So, it’s 9 p.m. on a Sunday.
I’m a little less than sleepy, a little more than tired: that dreamlike state of an evening without adrenaline or stress, where everything is soft around the edges.
I’m driving home from Columbus, Ohio with some teammates, and all the regular restaurants — Panera, Noodles and Company — are closed. So we stop in a Jimmy John’s.
And this song is playing. I’ve never heard it before, and the experience is nothing short of magical. Psychedelic, almost, what with my exhaustion and hunger, the smells of baking bread and fresh cucumber, and the loud, vibrant music devouring my every bead of focus.
The backbone of the song is its sporadic beat. It starts with an instant rhythm, and then the listener is thrown into a whirlwind of melody and music — loud yet carrying a muted quality, as if the drummer is right next to you, every beat crisp and purposeful, but the singer is performing in another room.
The song creates the sensation that it describes in the lyrics: the feeling of inescapable repetition. A song, a relationship, a life that is always more of the same. You begin to recognize the patterns of lyrics in the song as you would recognize the habits that you fall into unconsciously. Like a relationship that is — really — never moving forward, this song is simultaneously cyclical and unexpected. You think it’s over, or about to change. The song pauses. And then the beat again, and that chorus, you’re going backwards, got my hopes up/ oh no not again.

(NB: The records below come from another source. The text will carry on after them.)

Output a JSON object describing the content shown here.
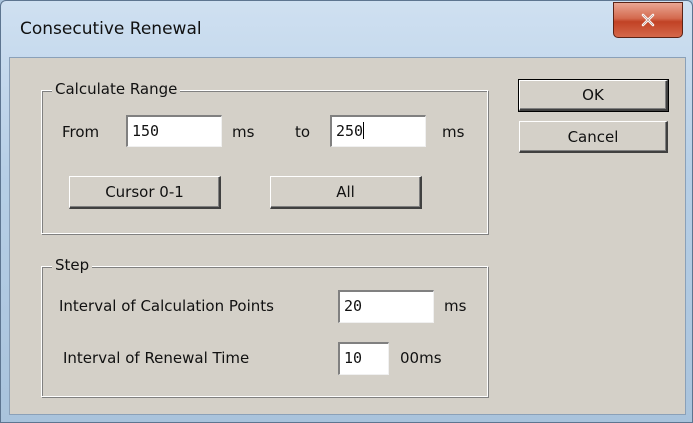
{
  "window": {
    "title": "Consecutive Renewal",
    "close_icon": "close-icon"
  },
  "calculate_range": {
    "group_label": "Calculate Range",
    "from_label": "From",
    "from_value": "150",
    "from_unit": "ms",
    "to_label": "to",
    "to_value": "250",
    "to_unit": "ms",
    "cursor_button": "Cursor 0-1",
    "all_button": "All"
  },
  "step": {
    "group_label": "Step",
    "calc_points_label": "Interval of Calculation Points",
    "calc_points_value": "20",
    "calc_points_unit": "ms",
    "renewal_label": "Interval of Renewal Time",
    "renewal_value": "10",
    "renewal_unit": "00ms"
  },
  "actions": {
    "ok": "OK",
    "cancel": "Cancel"
  },
  "colors": {
    "dialog_face": "#d4d0c8",
    "close_button": "#c8452a",
    "title_bar": "#b7cfe6"
  }
}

And I’m sitting at one of those high tables, waiting for my sandwich (#6, the veggie, no mayo or cheese, with bean sprouts), enraptured by this song. My phone sits abandoned back in the parked car, so I try desperately to remember some of the lyrics to look up later. I don’t talk to my teammates. I don’t think. I just stare at the red linoleum counter and listen, lost in the music.
“It feels like we only go backwards, baby/ every part of me says “go ahead”/ I got my hopes up again, oh no, not again/ feels like we only go backwards, darling”
The song ends. We eat and head back to the car. Despite my efforts, I don’t remember any of the lyrics from before. So that’s it? Will I never hear that song again? I wonder.
We’re in the car, about to leave, everyone all buckled up. “Wait,” I say, and pull one of my teammates with me; we go back into the Jimmy Johns.
I ask the guy at the register, the tall one with a man bun, what song was playing when we first came in. He smiles, tells us to wait a second while he goes back to his phone to check. He comes back.
“It could’ve been a couple of ones,” he tells us, “but I think it was: ‘Feels Like We Only Go Backwards,’ by Tame Impala.”